A técnica da máscara

Um look natural é agora mais bonito
Slogan da Estée Lauder

Eliminámos o mundo verdadeiro:
que mundo restou?, talvez o aparente?...
Não!, ao eliminarmos o mundo verdadeiro
eliminámos também o aparente!
Nietzsche, Crepúsculo dos Ídolos


Somos um discurso de sedução.

7 comentários:

lunar disse...

Somos, sim, um discurso de sedução. Desde os mais pequenos pormenores. Mas afinal, quem queremos seduzir? Não seremos também narcisistas?
Não sei onde vou, com tantas questões...também não me preocupo.
bjs

zebitor disse...

Divas e sedução, muito bem. beijos do detective

mfc disse...

A sedução acompanha sempre aqueles que querem fazer da vida uma coisa bonita!

Maria Heli disse...

Somos um discurso de sedução.
Gostei.
Somos?
Sim, às vezes, somos.;)
bjo, querida Diva!

Amaral disse...

Acho que a vida sem sedução era enfadonha, fatigante. O mais interessante na sedução, não é quem seduz, mas quem goza todos os instantes da sedução. O instante do gesto, do olhar, da sonoridade, do movimento do ar que entra na expiração e inspiração.
Há a sedução do que se pretende e não se faz e a sedução que arrepia sem tocar. E há a sedução à distância…

MRF disse...

Angela m., queremos seduzir-nos ao espelho - a imagem que temos de nós; seduzir os outros - o que os outros pensam de nós; e aqui surge a fonte de erro provável: o que pensamos que os outros pensam de nós.
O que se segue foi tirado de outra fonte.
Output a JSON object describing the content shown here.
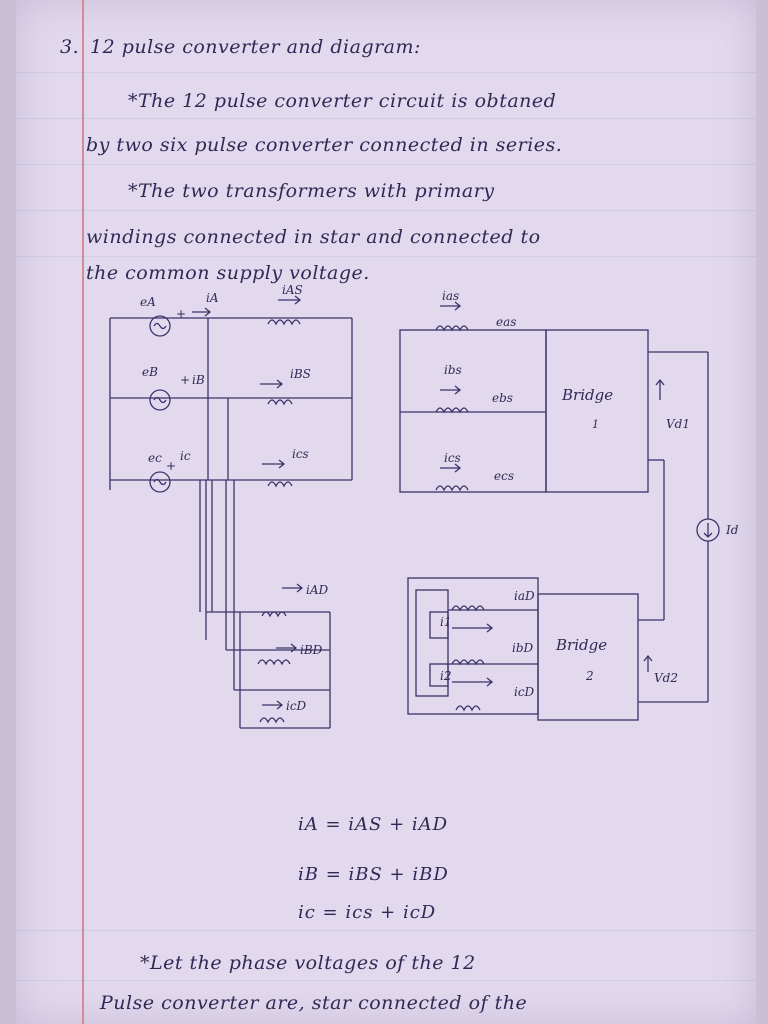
{
  "document": {
    "heading_number": "3.",
    "heading": "12 pulse converter and diagram:",
    "paragraph1": {
      "line1": "*The 12 pulse converter circuit is obtaned",
      "line2": "by two six pulse converter connected in series."
    },
    "paragraph2": {
      "line1": "*The two transformers with primary",
      "line2": "windings connected in star and connected to",
      "line3": "the common supply voltage."
    },
    "equations": [
      "iA = iAS + iAD",
      "iB = iBS + iBD",
      "ic = ics + icD"
    ],
    "paragraph3": {
      "line1": "*Let the phase voltages of the 12",
      "line2": "Pulse converter are, star connected of the"
    }
  },
  "diagram": {
    "source_labels": [
      "eA",
      "eB",
      "ec"
    ],
    "line_currents": [
      "iA",
      "iB",
      "ic"
    ],
    "primary_star_currents": [
      "iAS",
      "iBS",
      "ics"
    ],
    "primary_delta_currents": [
      "iAD",
      "iBD",
      "icD"
    ],
    "secondary_star_currents": [
      "ias",
      "ibs",
      "ics"
    ],
    "secondary_star_voltages": [
      "eas",
      "ebs",
      "ecs"
    ],
    "secondary_delta_currents": [
      "iaD",
      "ibD",
      "icD"
    ],
    "delta_arrow_labels": [
      "i1",
      "i2"
    ],
    "bridge1_label": "Bridge",
    "bridge1_number": "1",
    "bridge2_label": "Bridge",
    "bridge2_number": "2",
    "vd1": "Vd1",
    "vd2": "Vd2",
    "dc_current": "Id",
    "plus_sign": "+"
  },
  "colors": {
    "paper": "#e2d9ee",
    "ink": "#2e2a55",
    "margin": "#d48c93"
  }
}
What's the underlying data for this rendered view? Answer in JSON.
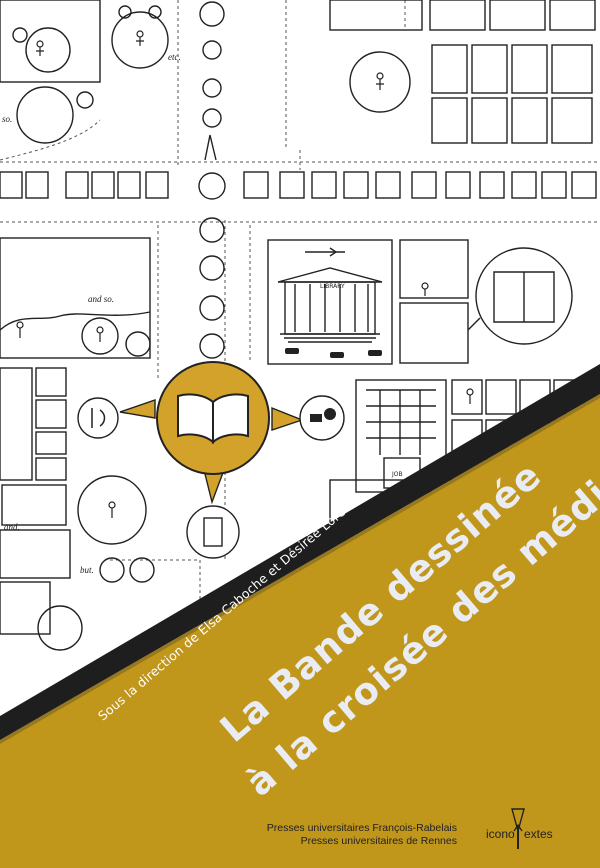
{
  "cover": {
    "editors_line": "Sous la direction de Elsa Caboche et Désirée Lorenz",
    "title_line1": "La Bande dessinée",
    "title_line2": "à la croisée des médias",
    "publisher_1": "Presses universitaires François-Rabelais",
    "publisher_2": "Presses universitaires de Rennes",
    "logo_text_left": "icono",
    "logo_text_right": "extes"
  },
  "illustration": {
    "captions": [
      "so.",
      "etc.",
      "and so.",
      "and.",
      "but."
    ],
    "signs": [
      "LIBRARY",
      "JOB"
    ]
  },
  "colors": {
    "band": "#c0961b",
    "dark_band": "#1e1e1e",
    "title": "#e9ecf3",
    "book_circle": "#d2a22b",
    "line": "#222222"
  }
}
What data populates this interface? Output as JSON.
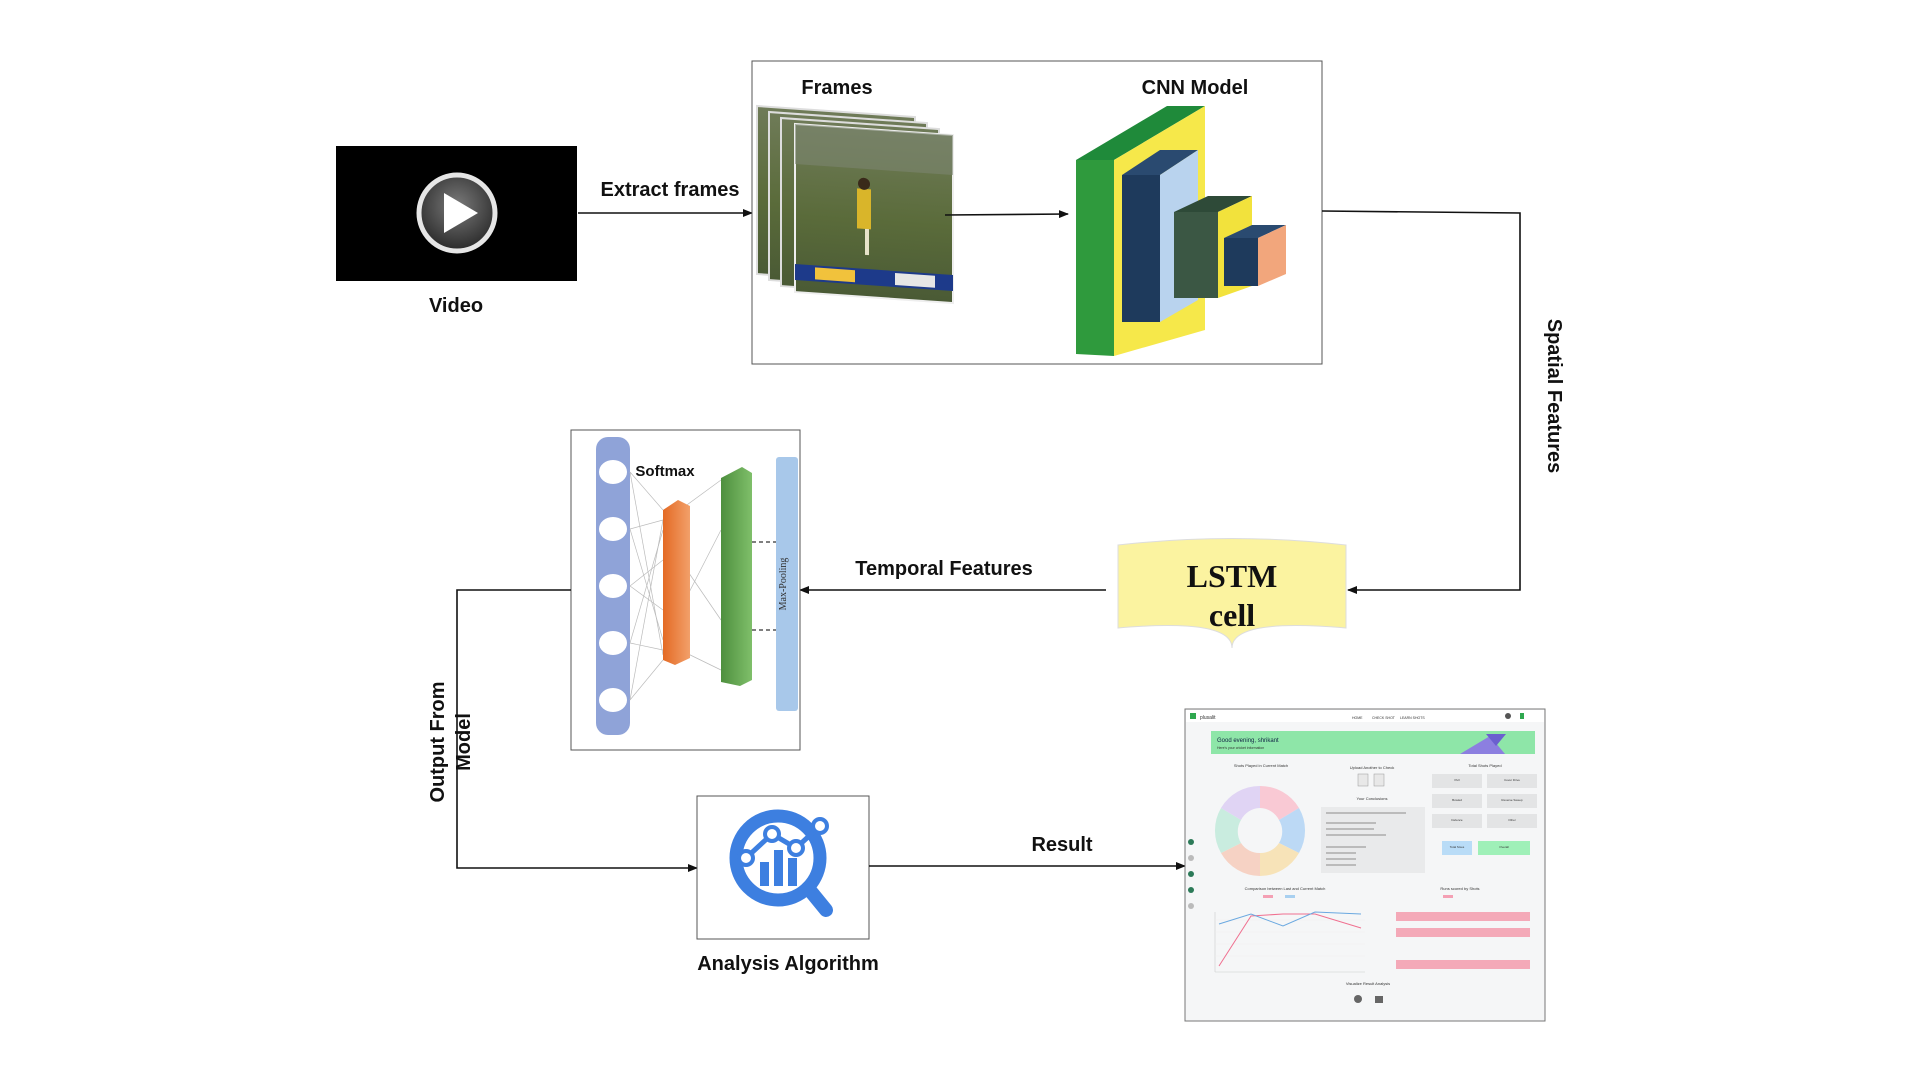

E construimo-nos muito em função destes 3 vectores.

Zébitor e sedução, bem tb ;)

Terá o "às vezes" da Maria Heli alguma coisa a ver com o propósito de sedução segundo mfc?

Amaral, sem sedução não sobreviviamos. Os bébés já seduzem, é algo que faz parte das nossas defesas inatas. abraço

Bastet disse...

A sedução talvez seja uma arte. Eu acredito que é quase um poder inato ou então uma remeniscência do Homem no seu estado mais primário. Supostamente mascarado, supostamente mais elaborado, o homem quando seduz utiliza a verdade dos animais... expondo as penas de pavão ou o canto de acasalamento o Homem é mais Animal quando seduz e, por mais paradoxal que possa parecer, mais verdadeiro.